Once you have acquired data for the horizontal displacement of the wire, move the microscope
system to allow you to view deflections in the vertical plane. You should be able to determine
the horizontal components of the Earth’s field by repeating the measurements of the vertical
component. Warning: motion in the vertical plane may be subject to influences other than the B
field – you will need to account for this in the experiment. Look carefully at the effect of current
reversal on the direction of the wire motion in the vertical plane as this can give an important
insight into the experiment. You may find that you need to adjust the tensioning mass in order to
carry out a useful measurement of the vertical displacement. Think in advance how to analyse
the data you are collecting.
4. Data analysis
A plot of ymax vs. current should have a slope which is a simple function of B. This is one way to
determine the field component for a given experimental configuration. You could also solve for
B in terms of your measured quantities and take the weighted mean of all of your data. Whatever
you chose to do, your analysis should produce a magnitude and direction for the vertical and
horizontal components of the Earth’s field, with carefully considered uncertainties. This should
be compared with reference values for the magnitude and direction – the sources of which should
be fully referenced in your report.
Note that the deflection of the wire from the B×I force alone should to first order be linear in
current I and reverse direction if the current also changes direction.
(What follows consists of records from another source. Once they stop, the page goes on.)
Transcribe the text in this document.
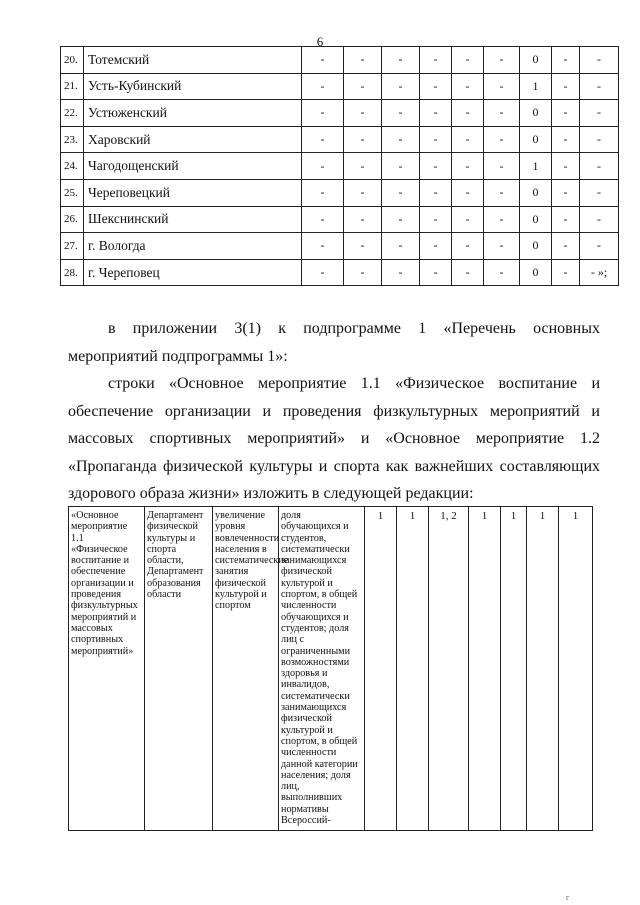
6
20.	Тотемский	-	-	-	-	-	-	0	-	-
21.	Усть-Кубинский	-	-	-	-	-	-	1	-	-
22.	Устюженский	-	-	-	-	-	-	0	-	-
23.	Харовский	-	-	-	-	-	-	0	-	-
24.	Чагодощенский	-	-	-	-	-	-	1	-	-
25.	Череповецкий	-	-	-	-	-	-	0	-	-
26.	Шекснинский	-	-	-	-	-	-	0	-	-
27.	г. Вологда	-	-	-	-	-	-	0	-	-
28.	г. Череповец	-	-	-	-	-	-	0	-	- »;
в приложении 3(1) к подпрограмме 1 «Перечень основных мероприятий подпрограммы 1»:
строки «Основное мероприятие 1.1 «Физическое воспитание и обеспечение организации и проведения физкультурных мероприятий и массовых спортивных мероприятий» и «Основное мероприятие 1.2 «Пропаганда физической культуры и спорта как важнейших составляющих здорового образа жизни» изложить в следующей редакции:
«Основное мероприятие 1.1 «Физическое воспитание и обеспечение организации и проведения физкультурных мероприятий и массовых спортивных мероприятий»	Департамент физической культуры и спорта области, Департамент образования области	увеличение уровня вовлеченности населения в систематические занятия физической культурой и спортом	доля обучающихся и студентов, систематически занимающихся физической культурой и спортом, в общей численности обучающихся и студентов; доля лиц с ограниченными возможностями здоровья и инвалидов, систематически занимающихся физической культурой и спортом, в общей численности данной категории населения; доля лиц, выполнивших нормативы Всероссий-	1	1	1, 2	1	1	1	1
г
However the current can
heat up the wire causing it to expand and possibly sag. A resistive heating effect would probably
scale with I in a different way than the B×I force does. Note also that a thermal effect would
always cause the wire to move in the same direction in the vertical plane, whereas a B field effect
would change direction if the current direction is reversed. Devise a method to measure the
effect due to the magnetic field in the presence of the wire sag.
5. Report
In the report describe what you have learned and achieved. New insights are particularly
valuable. Adhere to the format described in the separate document you were given at the
beginning of the course. Unless told otherwise, write equal amount about this and the other
experiment.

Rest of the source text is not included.